Recovery from depressive symptoms, state anxiety and post-traumatic stress disorder in women exposed to physical and psychological, but not to psychological intimate partner violence alone: a longitudinal study.BMC Psychiatry. 2010 Nov 25; 10:98.BP
It is well established that intimate male partner violence (IPV) has a high impact on women's mental health. It is necessary to further investigate this impact longitudinally to assess the factors that contribute to its recovery or deterioration. The objective of this study was to assess the course of depressive, anxiety and post-traumatic stress disorder (PTSD) symptoms and suicidal behavior over a three-year follow-up in female victims of IPV.

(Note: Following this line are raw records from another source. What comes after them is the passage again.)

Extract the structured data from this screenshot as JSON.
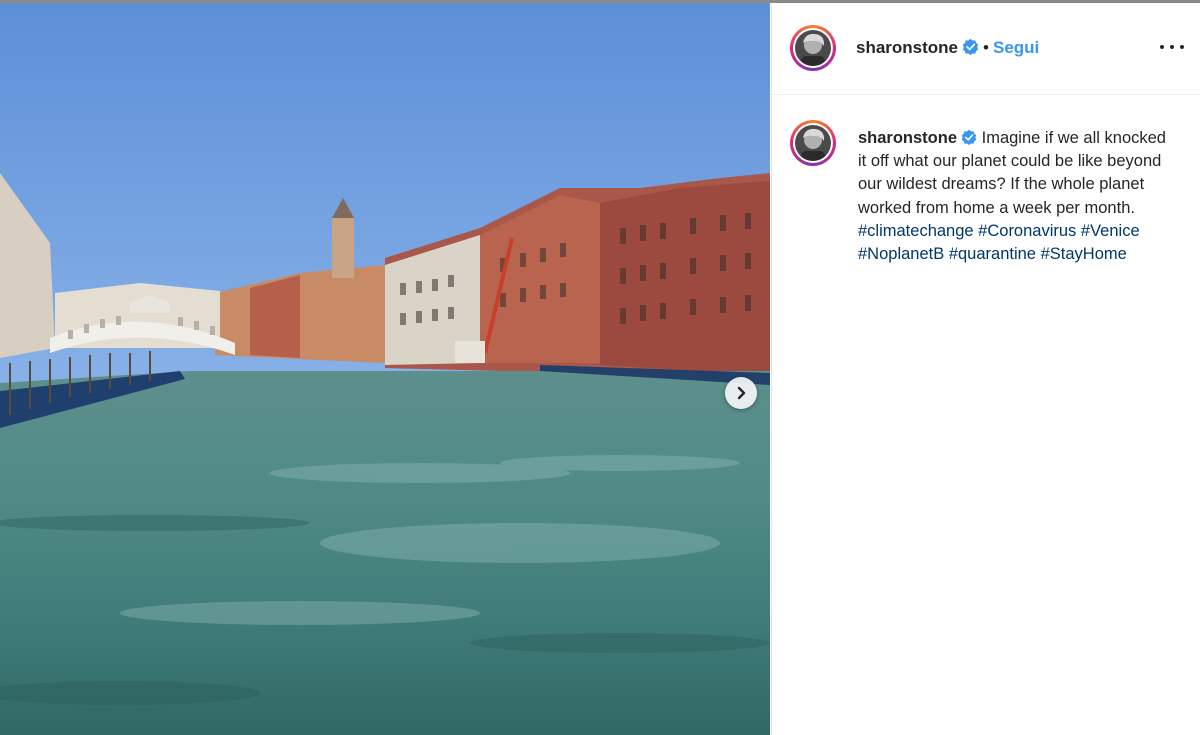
{
  "post": {
    "username": "sharonstone",
    "follow_label": "Segui",
    "separator": "•",
    "verified": true,
    "caption_text": "Imagine if we all knocked it off what our planet could be like beyond our wildest dreams? If the whole planet worked from home a week per month.",
    "hashtags": [
      "#climatechange",
      "#Coronavirus",
      "#Venice",
      "#NoplanetB",
      "#quarantine",
      "#StayHome"
    ]
  },
  "icons": {
    "verified": "verified-badge-icon",
    "more": "more-options-icon",
    "next": "chevron-right-icon"
  },
  "colors": {
    "follow": "#3897f0",
    "verified": "#3897f0",
    "hashtag": "#00376b",
    "text": "#262626"
  }
}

Women (n = 91) who participated in our previous cross-sectional study, and who had been either physically/psychologically (n = 33) or psychologically abused (n = 23) by their male partners, were evaluated three years later. A nonabused control group of women (n = 35) was included for comparison. Information about mental health status and lifestyle variables was obtained through face-to-face structured interviews.
Results of the follow-up study indicated that while women exposed to physical/psychological IPV recovered their mental health status with a significant decrease in depressive, anxiety and PTSD symptoms, no recovery occurred in women exposed to psychological IPV alone. The evolution of IPV was also different: while it continued across both time points in 65.21% of psychologically abused women, it continued in only 12.12% of physically/psychologically abused women while it was reduced to psychological IPV in 51.5%. Hierarchical multiple regression analyses indicated that cessation of physical IPV and perceived social support contributed to mental health recovery, while a high perception of lifetime events predicted the continuation of PTSD symptoms.
This study shows that the pattern of mental health recovery depends on the type of IPV that the women had been exposed to. While those experiencing physical/psychological IPV have a higher likelihood of undergoing a cessation or reduction of IPV over time and, therefore, could recover, women exposed to psychological IPV alone have a high probability of continued exposure to the same type of IPV with a low possibility of recovery. Thus, women exposed to psychological IPV alone need more help to escape from IPV and to recuperate their mental health. Longitudinal studies are needed to improve knowledge of factors promoting or impeding health recovery to guide the formulation of policy at individual, social and criminal justice levels.